Andrew Bard Schmookler

     
 

GOD SAID IT
by
Andrew Bard Schmookler

I saw a bumper-sticker the other day, that read: "God said it, I believe it, and that settles it." That sticker evoked a variety of feelings in me.

On the one hand, I envy people who enjoy such certainty. I long to understand the mysteries of our existence, and I wish that I, like some people, believed I had been handed the key to those mysteries by the Creator Himself.

On the other hand, there is something in that bumper-sticker that bothers me. As I have learned from my experience in doing call-in talk radio about the moral problems facing this country, the attitude it expresses can get in the way of our talking with each other in the ways we need to. Throwing out a line of text --about bringing up kids, about marriage, about homosexuality, about the roles of men and women-- rarely "settles" the question. And while it may be comforting to feel certainty on such difficult matters, I don't think any single text or system of belief has a monopoly on the important truths about human life.

I am not one of those who denies the possibility of revelation. My own life has been guided by some of what I believe was revealed to me. But I am troubled when any one or any group of us claims to possess some complete or final truth. "That settles it" is not only a conversation-stopped, it seems to me an assertion that no human being can ever be entitled to make --at least about such important questions as what we human beings are, how we should live our lives, and what our place is in the great scheme of things.

Even if there are sacred texts --inspired by divine revelation-- who is to say that any one text exhausts all that God has to say? The texts of Christianity and those of Buddhism both run deep. If I am born to Christian parents, on what basis can I judge that what my tradition has recorded of what God has said is valid while what others say they have received over thousands of years is not, when I know that if I had been born in some other part of the world I would probably believed the opposite?

If the Evangelical Christian asserts that Christ is "the Way," and if the Muslim asserts that Mohammed's word is God's final word, and the Mormon maintains that the Book of Mormon completes the picture-- how are they all to speak with one another? Must each, in embracing his part of what God has said, take the position that God cannot have said other things to other people?

Even human teachers may fashion their message to the particular needs and abilities of their students. I know that I, as the father of three children, have said some different things to each of my children, according to what I thought each needed to hear. What would happen to our understanding --to our humility and our sense of awe-- if we imagined that our Heavenly Father has given as much of His truth to His children in other traditions as to His children in our own tradition?
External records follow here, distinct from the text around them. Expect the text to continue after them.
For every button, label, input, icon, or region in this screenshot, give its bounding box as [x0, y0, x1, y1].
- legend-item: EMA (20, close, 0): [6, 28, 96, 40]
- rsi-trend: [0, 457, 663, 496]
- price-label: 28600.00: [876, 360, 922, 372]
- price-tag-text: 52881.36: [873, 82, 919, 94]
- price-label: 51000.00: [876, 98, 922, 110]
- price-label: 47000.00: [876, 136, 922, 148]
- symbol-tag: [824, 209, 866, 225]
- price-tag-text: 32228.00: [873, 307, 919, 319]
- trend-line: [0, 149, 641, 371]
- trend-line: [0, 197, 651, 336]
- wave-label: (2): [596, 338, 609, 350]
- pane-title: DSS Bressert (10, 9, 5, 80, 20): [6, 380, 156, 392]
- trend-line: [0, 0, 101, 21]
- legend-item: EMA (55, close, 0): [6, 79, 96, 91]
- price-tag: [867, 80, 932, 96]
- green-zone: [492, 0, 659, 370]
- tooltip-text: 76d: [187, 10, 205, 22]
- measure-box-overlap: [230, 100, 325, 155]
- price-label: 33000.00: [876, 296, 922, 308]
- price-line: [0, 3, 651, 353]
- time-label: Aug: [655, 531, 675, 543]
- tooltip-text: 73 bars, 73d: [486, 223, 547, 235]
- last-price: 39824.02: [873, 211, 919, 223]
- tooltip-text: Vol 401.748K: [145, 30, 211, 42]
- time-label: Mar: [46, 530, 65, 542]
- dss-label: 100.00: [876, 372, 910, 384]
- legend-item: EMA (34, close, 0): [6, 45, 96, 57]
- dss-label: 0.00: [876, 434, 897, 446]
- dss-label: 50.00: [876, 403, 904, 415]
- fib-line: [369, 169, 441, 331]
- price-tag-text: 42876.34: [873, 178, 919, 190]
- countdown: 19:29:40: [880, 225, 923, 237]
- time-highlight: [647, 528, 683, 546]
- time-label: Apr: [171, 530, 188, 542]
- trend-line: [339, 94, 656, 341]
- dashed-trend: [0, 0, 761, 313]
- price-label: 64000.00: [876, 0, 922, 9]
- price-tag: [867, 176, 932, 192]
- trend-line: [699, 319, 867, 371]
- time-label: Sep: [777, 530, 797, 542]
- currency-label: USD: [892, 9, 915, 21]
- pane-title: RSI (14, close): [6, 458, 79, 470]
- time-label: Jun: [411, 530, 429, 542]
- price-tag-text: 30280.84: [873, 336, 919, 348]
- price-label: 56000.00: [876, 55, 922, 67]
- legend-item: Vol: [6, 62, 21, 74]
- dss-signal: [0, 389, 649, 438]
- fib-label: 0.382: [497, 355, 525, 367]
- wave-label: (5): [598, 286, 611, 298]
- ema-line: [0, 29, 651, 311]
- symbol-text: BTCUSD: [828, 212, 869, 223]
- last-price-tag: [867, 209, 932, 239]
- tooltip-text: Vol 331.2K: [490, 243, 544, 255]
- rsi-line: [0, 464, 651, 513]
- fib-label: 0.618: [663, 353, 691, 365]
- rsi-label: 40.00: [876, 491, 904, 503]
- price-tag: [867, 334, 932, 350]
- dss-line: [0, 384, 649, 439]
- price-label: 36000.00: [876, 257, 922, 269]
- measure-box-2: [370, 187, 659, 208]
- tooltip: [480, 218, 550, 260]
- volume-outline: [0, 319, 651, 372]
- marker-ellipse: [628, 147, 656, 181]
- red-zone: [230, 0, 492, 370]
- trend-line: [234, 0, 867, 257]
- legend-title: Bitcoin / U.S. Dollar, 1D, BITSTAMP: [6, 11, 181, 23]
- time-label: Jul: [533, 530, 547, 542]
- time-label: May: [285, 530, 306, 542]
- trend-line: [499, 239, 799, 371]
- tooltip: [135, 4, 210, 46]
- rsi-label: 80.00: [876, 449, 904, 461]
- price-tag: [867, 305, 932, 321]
I know that my teaching to a child at age two years will be different from what I will say to her ten years later. To a two-year-old, maybe I'll simply say "Stay out of the street!" When she is eight, I'll try to make sure she looks in both directions when crossing, that she walks on the correct side, and stays away from the more dangerous thoroughfares. When the teenager learns to drive, still more complex teachings are required. I would not be pleased to hear my sixteen-year-old recall what I said to her at two, and say, "Dad said it, I believe it, and that settles it." Similarly, there may be moral and cultural questions that God would not wish to have settled by what He said to those pastoral peoples who preceded us millennia ago, nearer the dawn of civilization.

Then there is the whole matter of interpretation. Any human teacher knows that even the best student listening to the most straight-forward lecture is unlikely to grasp entirely what the teacher was saying. How much more fallible is the human rendering likely to be when the message is God's Truth, something our great mystics and theologians have said so far surpasses human understanding.

Revelation does not occur by FAX. So what grants any of us the certainty that the text as handed down to us by our forebears, and as read by ourselves, catches precisely either the spirit or the letter of what our Heavenly Teacher wished for us to understand?

So, what am I suggesting?

I am not suggesting that any of us discard the texts in which we believe. Nothing I am saying challenges the notion that these texts are sacred or that they are revealed. Nor am I saying that there is no such thing as moral truth toward which we should be striving.

What I am suggesting is that we talk with one another with the presumption that anyone may have some piece of the truth --even of God's truth-- that we ourselves do not yet grasp. That the human search for truth and understanding is inevitably either on-going, with questions perpetually to some degree unsettled, or else has been prematurely closed. That when it comes to our understanding of what God says we are like the blind men in the story from the Sufi tradition who come upon an elephant. One feels the trunk and declares the thing to be like a rope; one, feeling a leg, says no, it's like a pillar; while another, who discovers the ear, is sure it is a great flap. Only if they can learn from each other can they overcome the handicap of their blindness.

There is another bumper-sticker I think would serve us better: "A mind is like a parachute," it says. "It only works when it is open."